For Westford resident Cynthia Ehrlich, growing a vegetable garden on her own is impossible. On a limited budget and suffering from chronic fatigue and fibromyalgia, the 68-year-old can neither physically perform all the tasks required to build a garden nor afford the soil, seeds, and plants.
But today, Ehrlich can look outside and admire her three newly built gardens, rich with soil and seedlings, provided by Growing Places Garden Project Inc., a nonprofit organization based in Harvard that builds and donates raised-bed gardens to low-income households.
"This is a blessing from the universe," Ehrlich said recently as she watched seven volunteers assemble the gardens in her yard. "This fulfills a dream I just wasn't able to do."
Now in its seventh year, Growing Places Garden Project helps qualifying households establish and maintain raised-bed gardens to provide fresh food during the growing season. Cindy Buhner and Kate Deyst are experienced gardeners who head up the organization and share their knowledge, time, and muscle to ease some of the burden of food costs among households in need.
For those who qualify, Growing Places will set up gardens, complete with seeds, seedlings, and periodic visits to check on the garden, at no cost to homeowners. In the fall, the organization returns to help with garden cleanup. It operates with a yearly budget that just doubled to about $60,000 with the hiring of Jodi Breidel in the new role of executive director.
Thus far, the nonprofit has served approximately 140 households with nearly 125 gardens, many of which Deyst estimates would cost $1,000 to $1,500 each if built commercially. This year the organization plans to build 20 gardens from Littleton to the east and Townsend to the west.
Breidel, Buhner, Deyst, and a few of their crew of 50 to 70 volunteers arrive with all materials and enough enthusiasm to produce three garden beds - each raised, for easier planting and containment. The homeowners pay no expenses but care for their gardens over the season and enjoy the bounty of their work. They gain fresh produce, confidence from a new skill, and camaraderie among neighbors and other gardeners. The second year they also receive assistance, then "graduate" from the program. The new gardeners are also privy to the wisdom Breidel, Buhner, and Deyst have gained after years of gardening in a finicky climate.
"Gardening in New England is all about patience," Deyst said. If a client "doesn't have a sunny spot to grow things, it is easy to get discouraged. We want them to feel successful so that donors and gardeners will feel the impact of all we do."

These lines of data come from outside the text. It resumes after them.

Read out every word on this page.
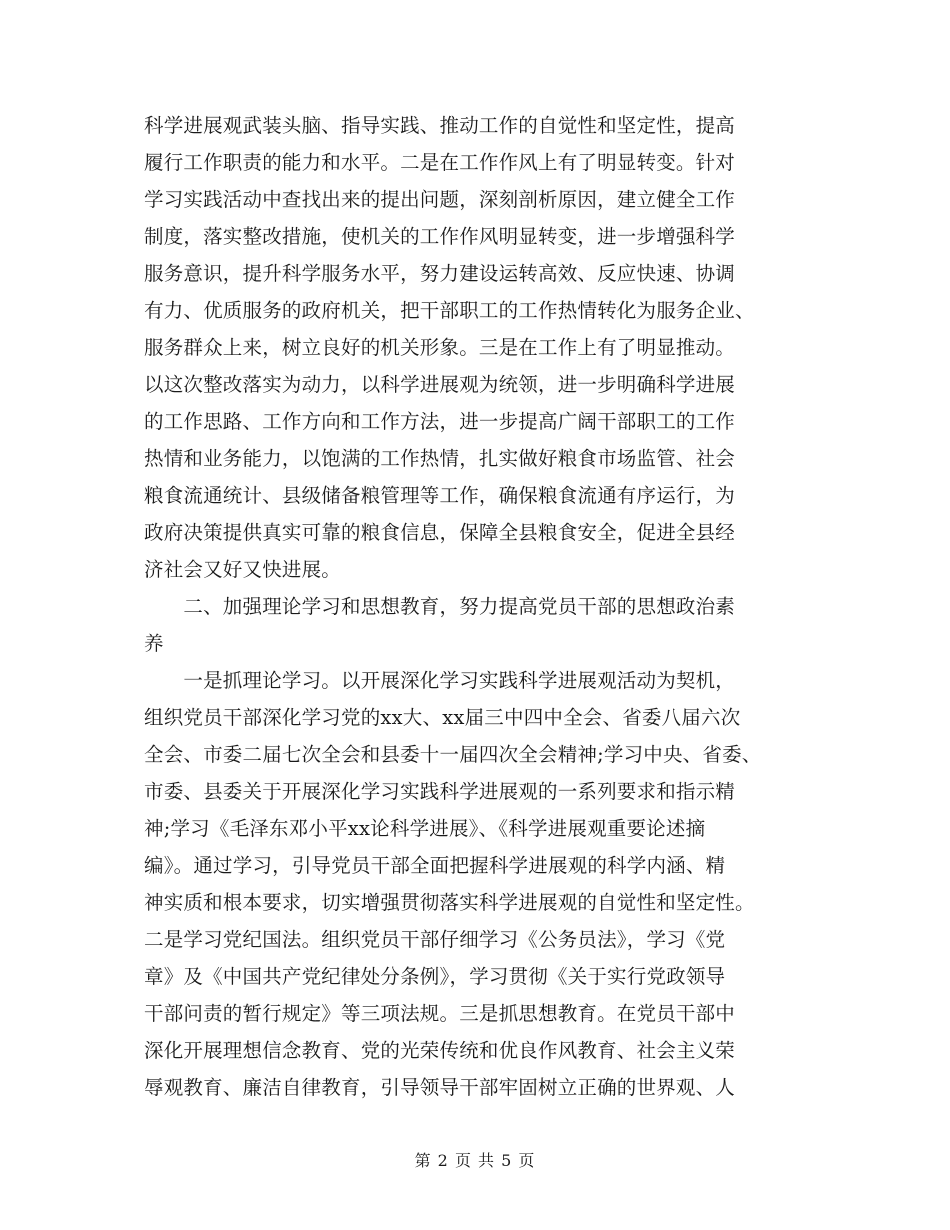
科学进展观武装头脑、指导实践、推动工作的自觉性和坚定性，提高
履行工作职责的能力和水平。二是在工作作风上有了明显转变。针对
学习实践活动中查找出来的提出问题，深刻剖析原因，建立健全工作
制度，落实整改措施，使机关的工作作风明显转变，进一步增强科学
服务意识，提升科学服务水平，努力建设运转高效、反应快速、协调
有力、优质服务的政府机关，把干部职工的工作热情转化为服务企业、
服务群众上来，树立良好的机关形象。三是在工作上有了明显推动。
以这次整改落实为动力，以科学进展观为统领，进一步明确科学进展
的工作思路、工作方向和工作方法，进一步提高广阔干部职工的工作
热情和业务能力，以饱满的工作热情，扎实做好粮食市场监管、社会
粮食流通统计、县级储备粮管理等工作，确保粮食流通有序运行，为
政府决策提供真实可靠的粮食信息，保障全县粮食安全，促进全县经
济社会又好又快进展。
　　二、加强理论学习和思想教育，努力提高党员干部的思想政治素
养
　　一是抓理论学习。以开展深化学习实践科学进展观活动为契机，
组织党员干部深化学习党的xx大、xx届三中四中全会、省委八届六次
全会、市委二届七次全会和县委十一届四次全会精神;学习中央、省委、
市委、县委关于开展深化学习实践科学进展观的一系列要求和指示精
神;学习《毛泽东邓小平xx论科学进展》、《科学进展观重要论述摘
编》。通过学习，引导党员干部全面把握科学进展观的科学内涵、精
神实质和根本要求，切实增强贯彻落实科学进展观的自觉性和坚定性。
二是学习党纪国法。组织党员干部仔细学习《公务员法》，学习《党
章》及《中国共产党纪律处分条例》，学习贯彻《关于实行党政领导
干部问责的暂行规定》等三项法规。三是抓思想教育。在党员干部中
深化开展理想信念教育、党的光荣传统和优良作风教育、社会主义荣
辱观教育、廉洁自律教育，引导领导干部牢固树立正确的世界观、人
第 2 页 共 5 页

Impressed by her own family's output of food at family gatherings and the sharing that accompanied the garden harvest, Deyst was inspired to start the Growing Places Garden Project when she read an article about Dan Barker, who donated gardens in the Portland, Ore., area 20 years ago.
An experienced gardener who was planning to leave her career as a biomedical science researcher, Deyst said she knew this was something she could do while she raised her children. She met Buhner at a local mothers group, and they discussed starting a similar program. The two, through much trial and error with raised-bed gardens, hammered out the details.

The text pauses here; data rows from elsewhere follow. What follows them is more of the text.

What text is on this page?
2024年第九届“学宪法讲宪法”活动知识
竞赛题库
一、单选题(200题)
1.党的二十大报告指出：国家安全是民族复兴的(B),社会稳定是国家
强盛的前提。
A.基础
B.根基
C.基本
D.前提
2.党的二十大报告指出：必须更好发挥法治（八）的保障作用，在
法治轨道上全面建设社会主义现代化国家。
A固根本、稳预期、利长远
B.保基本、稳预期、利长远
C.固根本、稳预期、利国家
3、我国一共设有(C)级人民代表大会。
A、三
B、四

"We thought, 'What is this raised-bed thing?' " said Buhner, who had never had a vegetable garden. "Then we put seeds in the garden, and they came up. I was so excited, and that hooked me."
The thrill was infectious, Buhner said, and she knew others would feel the same way about growing food to feed their families.
Relying on grants, donations, discounts from vendors, and elbow grease from the volunteers who establish the gardens, the program donated five gardens in its first year. The number of gardens has increased every year, with the crew often having to build the gardens in cold, spring rains.
David and Jodie Lasonde of Shirley received their Growing Places garden in 2005.
"This has been life-changing," Jodie Lasonde said.
The family's gardens are such a success that they donate strawberry plants back to the project and grow some food specifically to donate to a food pantry.
"We grow turnips," Lasonde said. "We don't eat them, but we know more elderly people do. They don't get a lot of fresh vegetables. We know someone will eat it, so it is not a waste."
With six children, the entire family takes care of the gardens, and freezes fruits and vegetables for winter. In addition to the savings, they have found an unexpected benefit - fun.
"Anytime we are in the garden, the kids are right behind us," she said. "And when you are having a bad day, you go out to the garden and weed, and you find your patience again."
For Breidel, Buhner, and Deyst, the reward is the feeling that they are improving their own corner of the world, one garden at a time. Ideally, said Breidel, the project will serve even more people and diversify its donor base.
"How can you go wrong?" asked Lasonde. "You don't have to put a penny into it. You just have to put your heart into it."